Afghanistan, UnravelingSomething has gone alarmingly wrong in Afghanistan, previously touted as the Bush administration's one quasi- successful venture in nation-building. Afghanistan's rising carnage still has not reached Iraq-like levels, but the trend is running in decidedly the wrong direction. Unless Washington starts correcting its mistakes, parts of Afghanistan could start tumbling back toward the kind of anarchic chaos that once made such areas an attractive sanctuary for international terrorists like Osama bin Laden.
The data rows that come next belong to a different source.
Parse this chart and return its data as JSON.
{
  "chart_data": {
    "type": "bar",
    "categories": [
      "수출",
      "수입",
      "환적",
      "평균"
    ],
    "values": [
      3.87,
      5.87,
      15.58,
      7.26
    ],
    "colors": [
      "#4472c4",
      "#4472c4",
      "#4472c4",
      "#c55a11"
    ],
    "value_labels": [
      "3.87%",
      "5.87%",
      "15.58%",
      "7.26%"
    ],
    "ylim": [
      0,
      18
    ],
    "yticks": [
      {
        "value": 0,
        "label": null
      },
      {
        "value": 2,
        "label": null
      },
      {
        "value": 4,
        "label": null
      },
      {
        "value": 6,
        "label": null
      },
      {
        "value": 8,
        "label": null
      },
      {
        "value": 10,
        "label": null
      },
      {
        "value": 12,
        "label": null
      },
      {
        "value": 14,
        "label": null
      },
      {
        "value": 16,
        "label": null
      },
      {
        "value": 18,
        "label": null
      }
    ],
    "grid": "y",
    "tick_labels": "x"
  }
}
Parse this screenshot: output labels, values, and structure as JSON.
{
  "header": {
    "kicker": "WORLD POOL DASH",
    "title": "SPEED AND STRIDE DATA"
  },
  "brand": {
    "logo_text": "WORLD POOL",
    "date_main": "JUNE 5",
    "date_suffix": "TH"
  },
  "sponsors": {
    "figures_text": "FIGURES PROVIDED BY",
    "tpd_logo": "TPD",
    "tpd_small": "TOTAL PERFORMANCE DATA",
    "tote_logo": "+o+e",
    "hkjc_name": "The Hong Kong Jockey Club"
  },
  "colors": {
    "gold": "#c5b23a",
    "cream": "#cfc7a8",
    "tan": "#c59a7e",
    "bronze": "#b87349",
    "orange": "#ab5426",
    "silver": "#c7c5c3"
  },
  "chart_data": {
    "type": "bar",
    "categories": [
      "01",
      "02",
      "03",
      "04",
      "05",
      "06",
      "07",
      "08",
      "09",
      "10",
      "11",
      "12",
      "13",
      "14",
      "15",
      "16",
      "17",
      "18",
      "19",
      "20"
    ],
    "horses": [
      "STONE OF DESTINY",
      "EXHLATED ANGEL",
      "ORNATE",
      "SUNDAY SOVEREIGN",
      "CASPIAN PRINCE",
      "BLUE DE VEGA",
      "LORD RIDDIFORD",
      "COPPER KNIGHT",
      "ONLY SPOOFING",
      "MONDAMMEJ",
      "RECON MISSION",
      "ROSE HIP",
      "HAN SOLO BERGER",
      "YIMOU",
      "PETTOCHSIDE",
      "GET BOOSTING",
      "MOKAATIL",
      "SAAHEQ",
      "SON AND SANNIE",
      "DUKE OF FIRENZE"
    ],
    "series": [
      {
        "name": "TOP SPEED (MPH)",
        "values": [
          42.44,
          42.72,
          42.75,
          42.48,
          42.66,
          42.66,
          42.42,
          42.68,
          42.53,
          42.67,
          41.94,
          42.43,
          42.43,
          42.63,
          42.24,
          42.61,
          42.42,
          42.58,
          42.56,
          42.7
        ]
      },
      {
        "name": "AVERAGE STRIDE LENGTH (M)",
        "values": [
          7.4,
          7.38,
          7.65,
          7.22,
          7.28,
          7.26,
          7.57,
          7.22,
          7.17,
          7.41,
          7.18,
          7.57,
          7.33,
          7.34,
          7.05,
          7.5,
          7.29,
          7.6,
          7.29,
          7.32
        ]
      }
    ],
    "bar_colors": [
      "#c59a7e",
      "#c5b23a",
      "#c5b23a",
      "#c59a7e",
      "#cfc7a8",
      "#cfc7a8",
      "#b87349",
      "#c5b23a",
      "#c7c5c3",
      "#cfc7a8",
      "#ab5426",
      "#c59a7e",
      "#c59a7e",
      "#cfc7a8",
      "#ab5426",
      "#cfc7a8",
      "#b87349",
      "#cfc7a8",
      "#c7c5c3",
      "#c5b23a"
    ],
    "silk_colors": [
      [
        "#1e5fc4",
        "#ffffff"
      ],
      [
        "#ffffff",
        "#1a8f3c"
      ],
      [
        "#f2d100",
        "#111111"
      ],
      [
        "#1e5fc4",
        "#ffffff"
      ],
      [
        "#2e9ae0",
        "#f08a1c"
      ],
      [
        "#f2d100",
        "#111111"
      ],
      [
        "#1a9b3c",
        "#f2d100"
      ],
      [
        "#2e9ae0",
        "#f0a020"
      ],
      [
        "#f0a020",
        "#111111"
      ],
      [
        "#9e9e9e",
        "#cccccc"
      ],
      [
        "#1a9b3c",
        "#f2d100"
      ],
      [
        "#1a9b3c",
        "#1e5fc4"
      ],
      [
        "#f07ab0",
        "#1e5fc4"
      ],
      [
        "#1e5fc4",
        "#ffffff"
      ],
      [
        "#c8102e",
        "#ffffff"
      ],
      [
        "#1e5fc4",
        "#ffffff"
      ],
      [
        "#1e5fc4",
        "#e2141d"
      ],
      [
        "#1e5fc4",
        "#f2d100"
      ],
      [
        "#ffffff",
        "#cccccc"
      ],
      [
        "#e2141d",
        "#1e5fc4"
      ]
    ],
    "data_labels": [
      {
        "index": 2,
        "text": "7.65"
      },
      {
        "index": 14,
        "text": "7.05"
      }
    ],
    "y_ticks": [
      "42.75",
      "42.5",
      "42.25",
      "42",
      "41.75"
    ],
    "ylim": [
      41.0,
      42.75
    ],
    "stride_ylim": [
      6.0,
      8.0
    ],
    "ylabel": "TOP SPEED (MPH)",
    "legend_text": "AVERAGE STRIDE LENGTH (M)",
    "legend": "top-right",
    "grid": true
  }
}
The warning signs go well beyond this week's deadly outbreak of anti- American rioting in Kabul. The past few months have also seen a stronger than expected Taliban military revival (with open help from supporters in Pakistan), a lengthening list of Afghan civilians accidentally killed in American military operations, a badly flawed U.S.-backed opium eradication program, and rising public disenchantment with Washington and its leading Afghan ally, President Hamid Karzai.
Afghans have long been renowned for their hostility toward foreign troops on their territory, as the 20th- century Russians and the 19th-century British learned the hard way. Until now, they have made a conspicuous exception for the 21st-century Americans, who helped them shake off Taliban misrule and then promised their poor and war-shattered country an international rebuilding effort.
More than four years later, Afghanistan's patience is running out. America's military presence is seen as narrowly focused on Washington's own agenda of hunting down Qaeda fighters, and indifferent to Afghan civilian casualties and Afghanistan's own security needs.